/GetGoogleBooks

A Python application to download Google Books and convert them in PDF in a given folder.

Primary LanguagePython

GetGoogleBooks

A Python application to download Google Books to a given folder, and then convert the files into a PDF document that can be read with a PDF viewer. It's actually a mix of pysheng and img2pdf.

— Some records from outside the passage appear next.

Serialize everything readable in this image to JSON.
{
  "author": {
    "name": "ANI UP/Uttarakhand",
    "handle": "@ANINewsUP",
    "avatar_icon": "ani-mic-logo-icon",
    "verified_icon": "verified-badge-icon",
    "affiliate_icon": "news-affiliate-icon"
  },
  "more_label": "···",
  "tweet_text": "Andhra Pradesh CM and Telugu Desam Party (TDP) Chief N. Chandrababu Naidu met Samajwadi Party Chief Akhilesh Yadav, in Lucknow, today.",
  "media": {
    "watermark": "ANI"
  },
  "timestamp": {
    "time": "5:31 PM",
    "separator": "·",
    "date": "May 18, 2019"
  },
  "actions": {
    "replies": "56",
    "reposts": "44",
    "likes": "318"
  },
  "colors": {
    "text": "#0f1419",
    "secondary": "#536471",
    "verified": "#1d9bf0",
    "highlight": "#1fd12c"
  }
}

Note: This application only downloads pages that Google Books makes freely available in preview mode - it won't bypass any access restrictions that Google has in place for specific books.

Requirements

  • Python 2.7 or Python 3.x
  • Python Imaging Library (PIL) or Pillow
  • For Python 2.7: pip install Pillow==6.2.2
  • For Python 3.x: pip install Pillow

The following dependencies are included in this repository:

  • img2pdf (GPL licensed)
  • PyZenity (GPL licensed) - used by the original GUI version

License

Released under GPL v3.

Usage

Command Line Interface (Recommended)

Simply run in a terminal:

python cli.py "GOOGLE_BOOK_URL"

Replace GOOGLE_BOOK_URL with the full URL of the Google Book you want to download.

Legacy GUI Interface

The original GUI interface is still available but may require additional setup:

python download.py

This will open dialog boxes to guide you through the process.

Output

The application will:

  1. Create a BOOKS directory in your current folder
  2. Download all available pages as PNG images to BOOKS/[Book Title]/
  3. Automatically combine them into a single PDF: BOOKS/[Book Title].pdf

What Gets Downloaded

  • Only pages visible in Google Books preview mode
  • Typically includes: cover, table of contents, sample chapters, and index pages
  • The exact content depends on what Google Books makes freely available for that specific book

Recent Improvements

This fork includes several modernization fixes:

  • Cross-platform CLI interface - Works on Windows, macOS, and Linux without Java dependencies
  • Fixed PIL/Pillow compatibility - Updated for modern Python imaging libraries
  • Windows command line length handling - Uses temporary batch files to avoid CMD length limits
  • Modern user-agent string - Updated to avoid detection/blocking
  • Improved error handling - Better feedback when operations fail
  • Python 2/3 compatibility improvements - Fixed deprecated syntax issues

Known Issues

  • img2pdf may have issues with some colorspaces, so colorspace is defaulted to monochrome (1-bit). This may affect covers but should render text contents properly.
  • The application respects Google's access restrictions and will only download what's freely available in preview mode.

Troubleshooting

"ImportError: No module named PIL"

  • Install Pillow: pip install Pillow (Python 3) or pip install Pillow==6.2.2 (Python 2.7)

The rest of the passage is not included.